Description: Liqueur prepared with wine brandy, alcohol, aromatic plants and sugar syrup. White colour, very specific aroma and taste, characteristic of the plants that compose it and which are its secret. Presented in clear glass bottles, containing 1 litre, labelled with the name of the product.
Region: Alentejo.
Particularity: Liqueur of white color and specific flavor, slightly anised.

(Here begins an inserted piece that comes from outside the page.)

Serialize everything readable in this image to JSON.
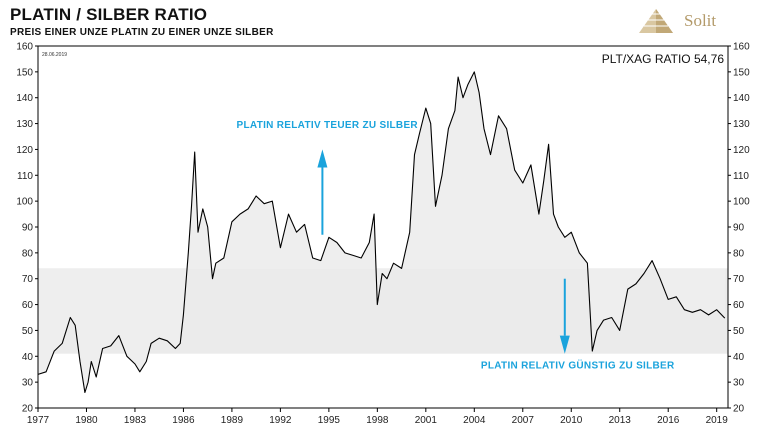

History: Conceived by Mr. Adelino Marques Brandão, one of the last workers of the factory of the late Fausto Mourão, «father» and manufacturer of the disappeared «Pedrisco» and businessman in the city of Évora in times gone by. «Every Eborense knows (pass the claim) the Fedrisco Liqueur which, in addition to the similarity of flavor and even name, is a substitute for the disappeared "Pedrisco", whose registered and noncommercialized trademark made it impossible to continue this drink after the death of its manufacturer, Fausto Mourão.» Curiously, the «Pedrisco» appeared, it seems, in identical circumstances, as it originated from the famous «Granito», which began to be manufactured around 1882, due to the initiative of a great industrialist from Évora. It was in 1873 that it all began, when the firm Ramos & Carvalho was established in Évora. A few years later, the already appreciated «Granito» won an honorable presence at the Lisbon Agricultural Exhibition, when it was awarded a silver medal, which gave credibility in the country to this great stomach that, according to the Alentejo journalist João Rosa, the friars of the Charterhouse already offered, as an exquisite treat, to the visitors of the convent. Although oral tradition (as cited by Mrs. Ana Mota Vacas) refers these liqueurs to the one previously made by the Capuchin friars of Évora, it was not possible to find written references. The notice granting registration of the trade mark 'Pedrisco' (No 12185) is published in the Government Gazette No 113 of 24 May 1910.
Use: As a digestive, after meals.
Know-how: It is the product of the direct distillation over a mixture of alcohol at 90°, brandy and aromatic plants to which common syrup (water and sugar) is later added. The liquor is then filtered and bottled.